This work addresses the inefficiency of sampling in diffusion-based large language models (dLLMs) on conventional GEMM-centric NPUs, where high memory overhead and irregular memory access patterns lead to sampling latency accounting for up to 70% of total inference delay. The study systematically identifies, for the first time, the essential non-GEMM instruction set required for dLLM sampling and proposes a sampling-oriented NPU microarchitecture that departs from the GEMM-centric paradigm. By integrating lightweight vector primitives, in-place memory reuse, and a decoupled mixed-precision memory hierarchy, the design significantly improves sampling efficiency. Evaluated under equivalent process technology, the proposed architecture achieves up to 2.53× speedup over an NVIDIA RTX A6000 GPU. To ensure reproducibility and functional correctness, the authors open-source a cycle-accurate simulator and RTL implementation.

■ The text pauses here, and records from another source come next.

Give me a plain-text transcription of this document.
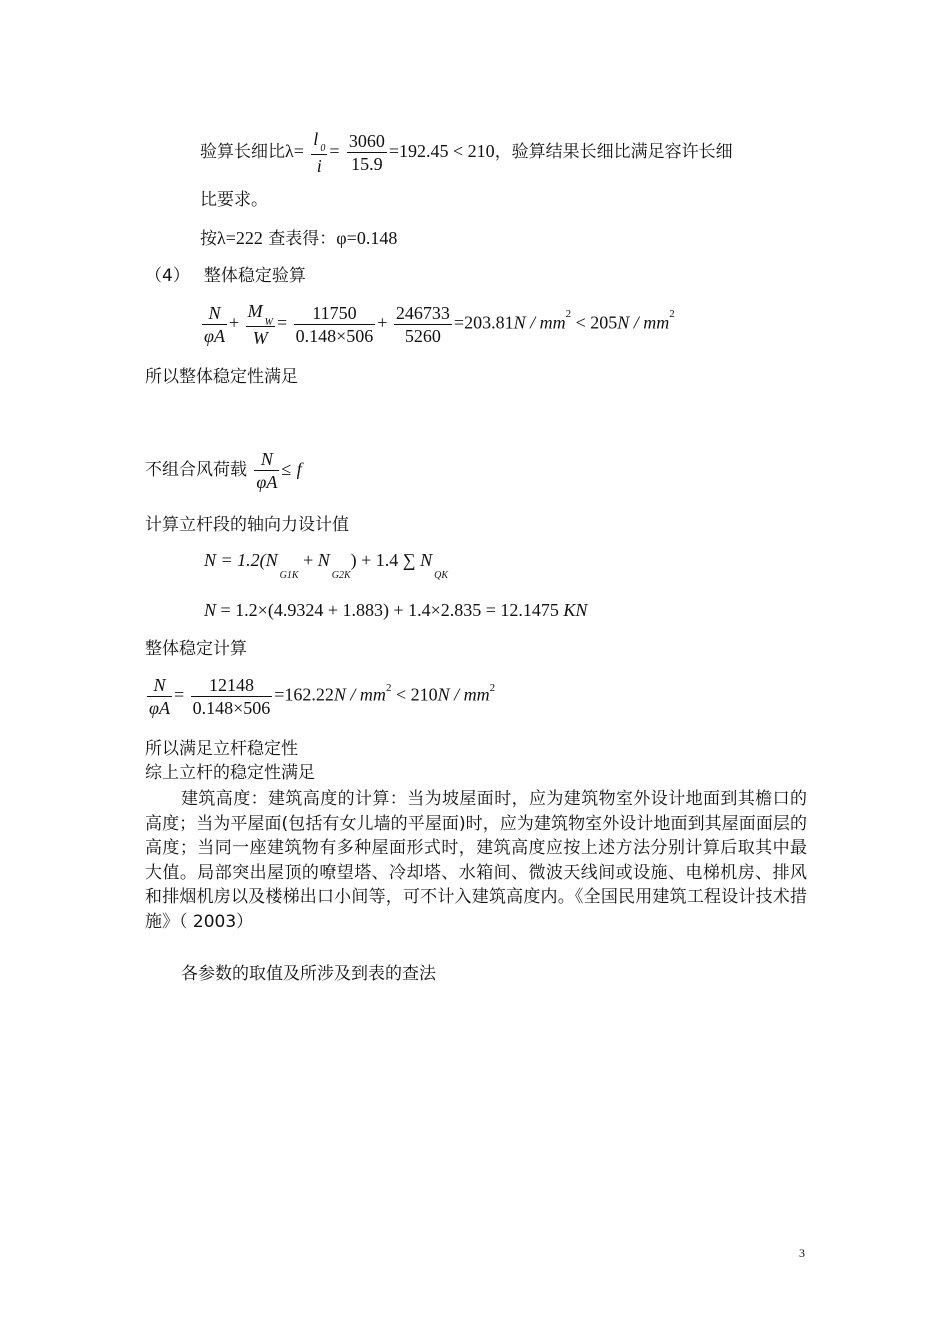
验算长细比$\lambda= \frac{l _0}{i} = \frac{3060}{15.9} =192.45 < 210$，验算结果长细比满足容许长细
比要求。
按λ=222 查表得：φ=0.148
（4） 整体稳定验算
$\frac{N}{\varphi A} + \frac{M_W}{W} = \frac{11750}{0.148\times 506} + \frac{246733}{5260} =203.81N / mm^2 < 205N / mm^2$
所以整体稳定性满足
不组合风荷载 $\frac{N}{\varphi A} \le f$
计算立杆段的轴向力设计值
$N = 1.2(N_{G1K} + N_{G2K}) + 1.4$ ∑ $N_{QK}$
N = 1.2×(4.9324 + 1.883) + 1.4×2.835 = 12.1475 KN
整体稳定计算
$\frac{N}{\varphi A} = \frac{12148}{0.148\times 506} =162.22N / mm^2 < 210N / mm^2$
所以满足立杆稳定性
综上立杆的稳定性满足
建筑高度：建筑高度的计算：当为坡屋面时，应为建筑物室外设计地面到其檐口的高度；当为平屋面(包括有女儿墙的平屋面)时，应为建筑物室外设计地面到其屋面面层的高度；当同一座建筑物有多种屋面形式时，建筑高度应按上述方法分别计算后取其中最大值。局部突出屋顶的嘹望塔、冷却塔、水箱间、微波天线间或设施、电梯机房、排风和排烟机房以及楼梯出口小间等，可不计入建筑高度内。《全国民用建筑工程设计技术措施》（ 2003）
各参数的取值及所涉及到表的查法
3
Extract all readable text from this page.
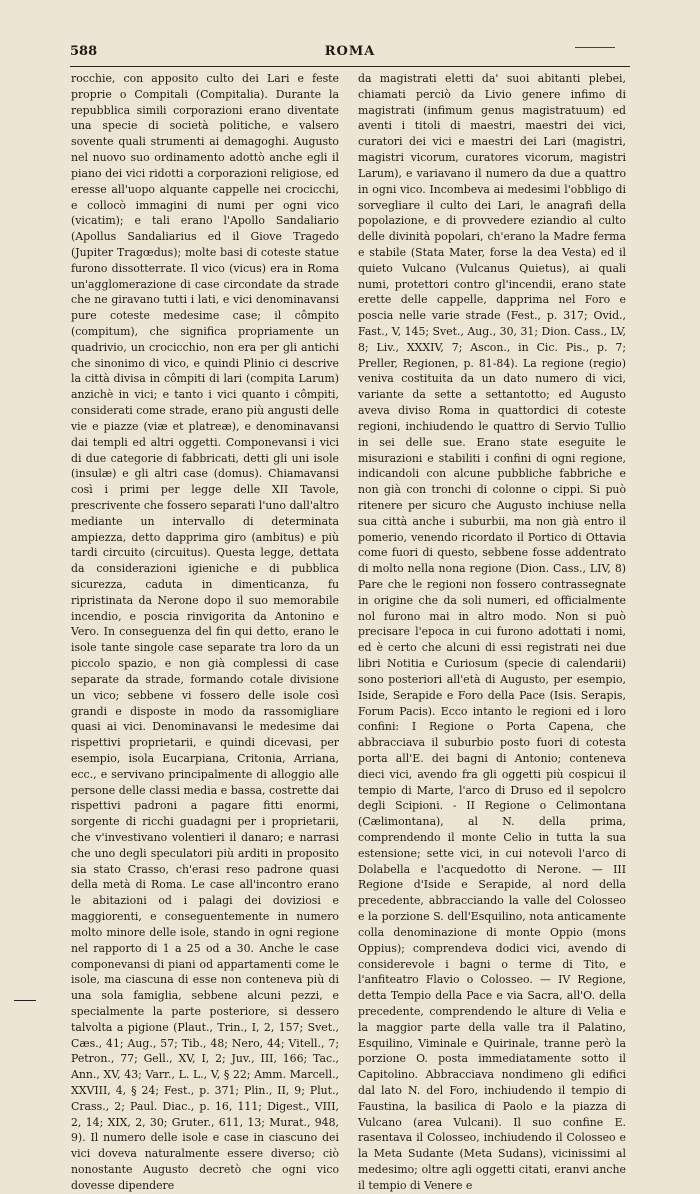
588	ROMA

rocchie, con apposito culto dei Lari e feste proprie o Compitali (Compitalia). Durante la repubblica simili corporazioni erano diventate una specie di società politiche, e valsero sovente quali strumenti ai demagoghi. Augusto nel nuovo suo ordinamento adottò anche egli il piano dei vici ridotti a corporazioni religiose, ed eresse all'uopo alquante cappelle nei crocicchi, e collocò immagini di numi per ogni vico (vicatim); e tali erano l'Apollo Sandaliario (Apollus Sandaliarius ed il Giove Tragedo (Jupiter Tragœdus); molte basi di coteste statue furono dissotterrate. Il vico (vicus) era in Roma un'agglomerazione di case circondate da strade che ne giravano tutti i lati, e vici denominavansi pure coteste medesime case; il cômpito (compitum), che significa propriamente un quadrivio, un crocicchio, non era per gli antichi che sinonimo di vico, e quindi Plinio ci descrive la città divisa in cômpiti di lari (compita Larum) anzichè in vici; e tanto i vici quanto i cômpiti, considerati come strade, erano più angusti delle vie e piazze (viæ et platreæ), e denominavansi dai templi ed altri oggetti. Componevansi i vici di due categorie di fabbricati, detti gli uni isole (insulæ) e gli altri case (domus). Chiamavansi così i primi per legge delle XII Tavole, prescrivente che fossero separati l'uno dall'altro mediante un intervallo di determinata ampiezza, detto dapprima giro (ambitus) e più tardi circuito (circuitus). Questa legge, dettata da considerazioni igieniche e di pubblica sicurezza, caduta in dimenticanza, fu ripristinata da Nerone dopo il suo memorabile incendio, e poscia rinvigorita da Antonino e Vero. In conseguenza del fin qui detto, erano le isole tante singole case separate tra loro da un piccolo spazio, e non già complessi di case separate da strade, formando cotale divisione un vico; sebbene vi fossero delle isole così grandi e disposte in modo da rassomigliare quasi ai vici. Denominavansi le medesime dai rispettivi proprietarii, e quindi dicevasi, per esempio, isola Eucarpiana, Critonia, Arriana, ecc., e servivano principalmente di alloggio alle persone delle classi media e bassa, costrette dai rispettivi padroni a pagare fitti enormi, sorgente di ricchi guadagni per i proprietarii, che v'investivano volentieri il danaro; e narrasi che uno degli speculatori più arditi in proposito sia stato Crasso, ch'erasi reso padrone quasi della metà di Roma. Le case all'incontro erano le abitazioni od i palagi dei doviziosi e maggiorenti, e conseguentemente in numero molto minore delle isole, stando in ogni regione nel rapporto di 1 a 25 od a 30. Anche le case componevansi di piani od appartamenti come le isole, ma ciascuna di esse non conteneva più di una sola famiglia, sebbene alcuni pezzi, e specialmente la parte posteriore, si dessero talvolta a pigione (Plaut., Trin., I, 2, 157; Svet., Cæs., 41; Aug., 57; Tib., 48; Nero, 44; Vitell., 7; Petron., 77; Gell., XV, I, 2; Juv., III, 166; Tac., Ann., XV, 43; Varr., L. L., V, § 22; Amm. Marcell., XXVIII, 4, § 24; Fest., p. 371; Plin., II, 9; Plut., Crass., 2; Paul. Diac., p. 16, 111; Digest., VIII, 2, 14; XIX, 2, 30; Gruter., 611, 13; Murat., 948, 9). Il numero delle isole e case in ciascuno dei vici doveva naturalmente essere diverso; ciò nonostante Augusto decretò che ogni vico dovesse dipendere

da magistrati eletti da' suoi abitanti plebei, chiamati perciò da Livio genere infimo di magistrati (infimum genus magistratuum) ed aventi i titoli di maestri, maestri dei vici, curatori dei vici e maestri dei Lari (magistri, magistri vicorum, curatores vicorum, magistri Larum), e variavano il numero da due a quattro in ogni vico. Incombeva ai medesimi l'obbligo di sorvegliare il culto dei Lari, le anagrafi della popolazione, e di provvedere eziandio al culto delle divinità popolari, ch'erano la Madre ferma e stabile (Stata Mater, forse la dea Vesta) ed il quieto Vulcano (Vulcanus Quietus), ai quali numi, protettori contro gl'incendii, erano state erette delle cappelle, dapprima nel Foro e poscia nelle varie strade (Fest., p. 317; Ovid., Fast., V, 145; Svet., Aug., 30, 31; Dion. Cass., LV, 8; Liv., XXXIV, 7; Ascon., in Cic. Pis., p. 7; Preller, Regionen, p. 81-84). La regione (regio) veniva costituita da un dato numero di vici, variante da sette a settantotto; ed Augusto aveva diviso Roma in quattordici di coteste regioni, inchiudendo le quattro di Servio Tullio in sei delle sue. Erano state eseguite le misurazioni e stabiliti i confini di ogni regione, indicandoli con alcune pubbliche fabbriche e non già con tronchi di colonne o cippi. Si può ritenere per sicuro che Augusto inchiuse nella sua città anche i suburbii, ma non già entro il pomerio, venendo ricordato il Portico di Ottavia come fuori di questo, sebbene fosse addentrato di molto nella nona regione (Dion. Cass., LIV, 8) Pare che le regioni non fossero contrassegnate in origine che da soli numeri, ed officialmente nol furono mai in altro modo. Non si può precisare l'epoca in cui furono adottati i nomi, ed è certo che alcuni di essi registrati nei due libri Notitia e Curiosum (specie di calendarii) sono posteriori all'età di Augusto, per esempio, Iside, Serapide e Foro della Pace (Isis. Serapis, Forum Pacis). Ecco intanto le regioni ed i loro confini: I Regione o Porta Capena, che abbracciava il suburbio posto fuori di cotesta porta all'E. dei bagni di Antonio; conteneva dieci vici, avendo fra gli oggetti più cospicui il tempio di Marte, l'arco di Druso ed il sepolcro degli Scipioni. - II Regione o Celimontana (Cælimontana), al N. della prima, comprendendo il monte Celio in tutta la sua estensione; sette vici, in cui notevoli l'arco di Dolabella e l'acquedotto di Nerone. — III Regione d'Iside e Serapide, al nord della precedente, abbracciando la valle del Colosseo e la porzione S. dell'Esquilino, nota anticamente colla denominazione di monte Oppio (mons Oppius); comprendeva dodici vici, avendo di considerevole i bagni o terme di Tito, e l'anfiteatro Flavio o Colosseo. — IV Regione, detta Tempio della Pace e via Sacra, all'O. della precedente, comprendendo le alture di Velia e la maggior parte della valle tra il Palatino, Esquilino, Viminale e Quirinale, tranne però la porzione O. posta immediatamente sotto il Capitolino. Abbracciava nondimeno gli edifici dal lato N. del Foro, inchiudendo il tempio di Faustina, la basilica di Paolo e la piazza di Vulcano (area Vulcani). Il suo confine E. rasentava il Colosseo, inchiudendo il Colosseo e la Meta Sudante (Meta Sudans), vicinissimi al medesimo; oltre agli oggetti citati, eranvi anche il tempio di Venere e
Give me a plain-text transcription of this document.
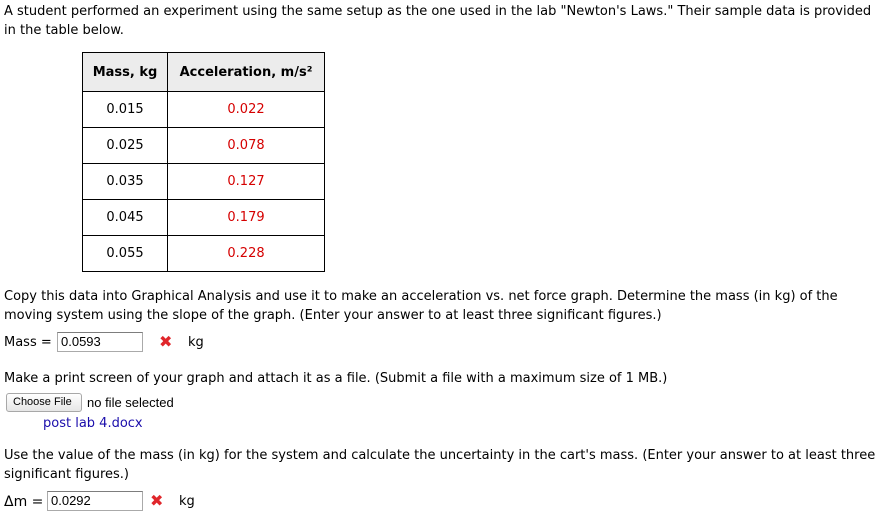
A student performed an experiment using the same setup as the one used in the lab "Newton's Laws." Their sample data is provided in the table below.
Mass, kg	Acceleration, m/s²
0.015	0.022
0.025	0.078
0.035	0.127
0.045	0.179
0.055	0.228
Copy this data into Graphical Analysis and use it to make an acceleration vs. net force graph. Determine the mass (in kg) of the moving system using the slope of the graph. (Enter your answer to at least three significant figures.)
Mass = 0.0593	✖ kg
Make a print screen of your graph and attach it as a file. (Submit a file with a maximum size of 1 MB.)
Choose File	no file selected
post lab 4.docx
Use the value of the mass (in kg) for the system and calculate the uncertainty in the cart's mass. (Enter your answer to at least three significant figures.)
Δm = 0.0292	✖ kg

Diffusion Large Language Models (dLLMs) introduce iterative denoising to enable parallel token generation, but their sampling phase displays fundamentally different characteristics compared to GEMM-centric transformer layers. Profiling on modern GPUs reveals that sampling can account for up to 70% of total model inference latency-primarily due to substantial memory loads and writes from vocabulary-wide logits, reduction-based token selection, and iterative masked updates. These processes demand large on-chip SRAM and involve irregular memory accesses that conventional NPUs struggle to handle efficiently. To address this, we identify a set of critical instructions that an NPU architecture must specifically optimize for dLLM sampling. Our design employs lightweight non-GEMM vector primitives, in-place memory reuse strategies, and a decoupled mixed-precision memory hierarchy. Together, these optimizations deliver up to a 2.53x speedup over the NVIDIA RTX A6000 GPU under an equivalent nm technology node. We also open-source our cycle-accurate simulation and post-synthesis RTL verification code, confirming functional equivalence with current dLLM PyTorch implementations.